A colour gradient system is used to show the density of building pieces - such as pipes or steel - that has to be installed within that cube.
“Instead of a 2D game board we have a 3D grid where each space on the grid is characterised by its density, and instead of game pieces we have individual pipes or pieces of steel,” Smith said.
“Then, we can define a legal move in the game as one in which we install something that has not yet been installed into the space that, according to the engineering design, it is supposed to go into.”
Smith said people could picture an installation sequence as a decision tree, “where each node is a possible move, and as you go down your installation sequence you’re descending this tree.”
“To choose a move and learn sequences, we use a combination of Monte Carlo tree search [a heuristic algorithm for decisioning], and a 3D convolutional neural network, which is a framework quite similar to the one used by [DeepMind’s] AlphaGo Zero”.
Smith said the architecture was “a little more complex” than AlphaGo Zero because Bechtel’s “game” - its construction project - is three-dimensional.
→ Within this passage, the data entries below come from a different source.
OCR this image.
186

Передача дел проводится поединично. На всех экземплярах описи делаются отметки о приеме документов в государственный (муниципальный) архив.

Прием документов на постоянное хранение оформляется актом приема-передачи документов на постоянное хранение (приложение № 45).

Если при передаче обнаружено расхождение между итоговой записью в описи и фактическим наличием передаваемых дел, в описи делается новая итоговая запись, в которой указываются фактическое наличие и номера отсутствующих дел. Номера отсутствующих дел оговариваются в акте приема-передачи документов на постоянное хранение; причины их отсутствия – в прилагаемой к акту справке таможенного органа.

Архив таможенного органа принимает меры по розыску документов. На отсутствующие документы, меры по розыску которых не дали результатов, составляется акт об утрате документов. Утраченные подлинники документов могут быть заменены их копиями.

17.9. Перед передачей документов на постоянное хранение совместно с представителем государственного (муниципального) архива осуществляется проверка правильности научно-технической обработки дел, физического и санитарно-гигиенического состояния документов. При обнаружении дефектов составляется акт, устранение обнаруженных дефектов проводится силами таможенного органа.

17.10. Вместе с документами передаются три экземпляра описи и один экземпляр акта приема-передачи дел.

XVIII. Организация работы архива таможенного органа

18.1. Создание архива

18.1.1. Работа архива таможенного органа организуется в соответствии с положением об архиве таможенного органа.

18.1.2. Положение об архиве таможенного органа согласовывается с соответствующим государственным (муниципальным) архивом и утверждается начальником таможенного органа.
Bechtel’s game is also single player. “In our game structure we can repeatedly play ourselves and try to beat our best score [which means trying] to minimise our [build] effort over multiple games.
“So in Monte Carlo tree search, briefly, we start at our given state and we identify all possible moves. Then we want to predict their probabilities and simulate over them,” Smith said.
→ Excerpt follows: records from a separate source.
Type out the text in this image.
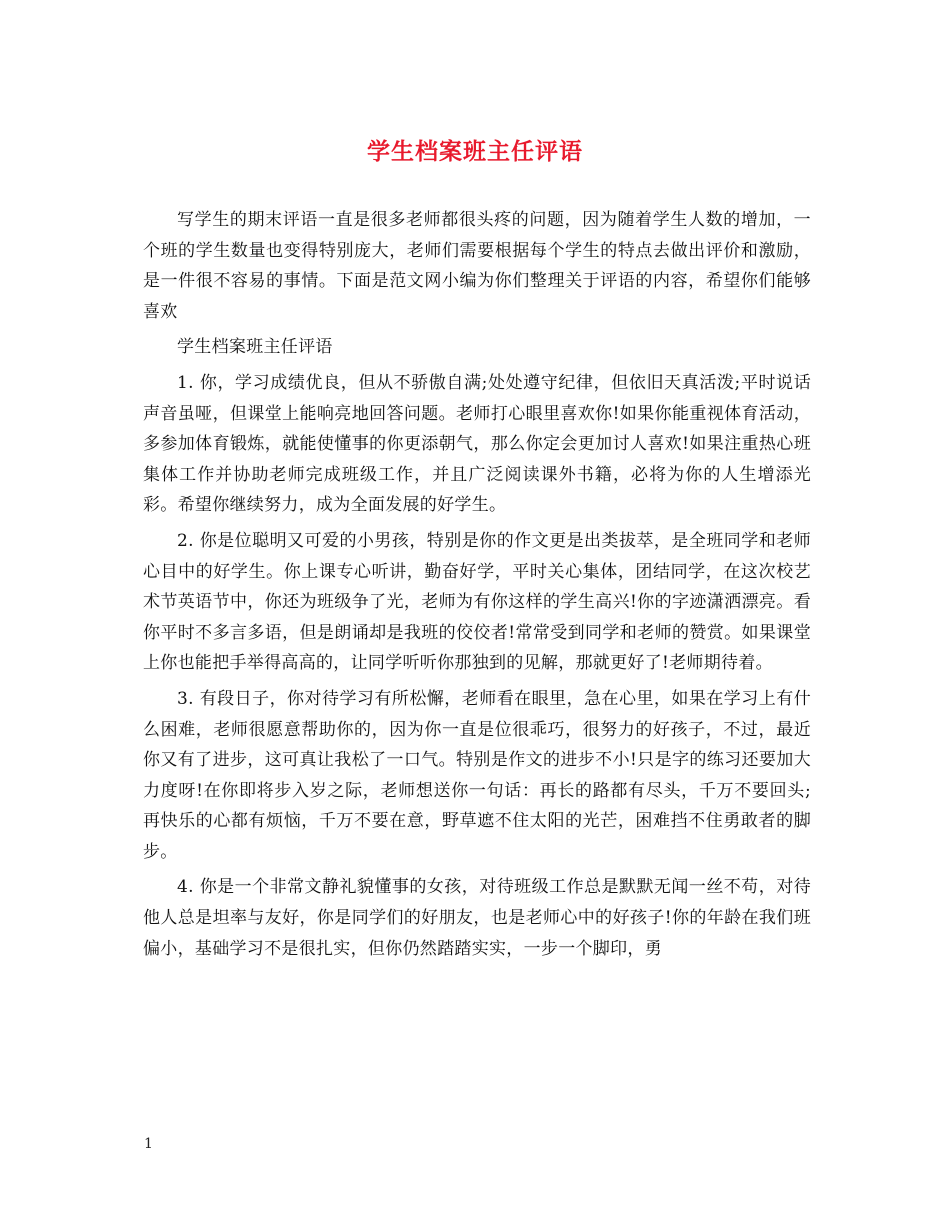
学生档案班主任评语

写学生的期末评语一直是很多老师都很头疼的问题，因为随着学生人数的增加，一个班的学生数量也变得特别庞大，老师们需要根据每个学生的特点去做出评价和激励，是一件很不容易的事情。下面是范文网小编为你们整理关于评语的内容，希望你们能够喜欢

学生档案班主任评语

1. 你，学习成绩优良，但从不骄傲自满;处处遵守纪律，但依旧天真活泼;平时说话声音虽哑，但课堂上能响亮地回答问题。老师打心眼里喜欢你!如果你能重视体育活动，多参加体育锻炼，就能使懂事的你更添朝气，那么你定会更加讨人喜欢!如果注重热心班集体工作并协助老师完成班级工作，并且广泛阅读课外书籍，必将为你的人生增添光彩。希望你继续努力，成为全面发展的好学生。

2. 你是位聪明又可爱的小男孩，特别是你的作文更是出类拔萃，是全班同学和老师心目中的好学生。你上课专心听讲，勤奋好学，平时关心集体，团结同学，在这次校艺术节英语节中，你还为班级争了光，老师为有你这样的学生高兴!你的字迹潇洒漂亮。看你平时不多言多语，但是朗诵却是我班的佼佼者!常常受到同学和老师的赞赏。如果课堂上你也能把手举得高高的，让同学听听你那独到的见解，那就更好了!老师期待着。

3. 有段日子，你对待学习有所松懈，老师看在眼里，急在心里，如果在学习上有什么困难，老师很愿意帮助你的，因为你一直是位很乖巧，很努力的好孩子，不过，最近你又有了进步，这可真让我松了一口气。特别是作文的进步不小!只是字的练习还要加大力度呀!在你即将步入岁之际，老师想送你一句话：再长的路都有尽头，千万不要回头;再快乐的心都有烦恼，千万不要在意，野草遮不住太阳的光芒，困难挡不住勇敢者的脚步。

4. 你是一个非常文静礼貌懂事的女孩，对待班级工作总是默默无闻一丝不苟，对待他人总是坦率与友好，你是同学们的好朋友，也是老师心中的好孩子!你的年龄在我们班偏小，基础学习不是很扎实，但你仍然踏踏实实，一步一个脚印，勇

1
“We pick the most urgent move. We play out to the end of a complete sequence, predict whether it would win, and then we back propagate that through the tree.
“We do this over and over again for n simulations, and then we select the winning-est next move. That’s one move. We then rinse and repeat and do this over the entire installation sequence.”
Smith said the model had proven powerful for not just finding “learned sequences” - that is, past experiences it could call upon for future projects - but also for producing “novel sequences”.
“These have never actually occurred in the world but our data tells us they should be more efficient,” Smith said.
In the wild
Bechtel hasn’t yet released its construction sequencing model into the wild, but will do so for the first time in September this year.
“We’re still trying to make it run quickly enough but we are working with SMEs [subject matter experts] on particular projects that are moving to a new phase of construction in about September and we’re working to have sequences [produced by our model] that can be validated in the field,” Smith said.
“The goal is September to have constructible sequences in the field.
“Once those are validated then we’ll worry about building out a tool that can be used in the planning process when the engineers sit down and do this [for every project we work on].”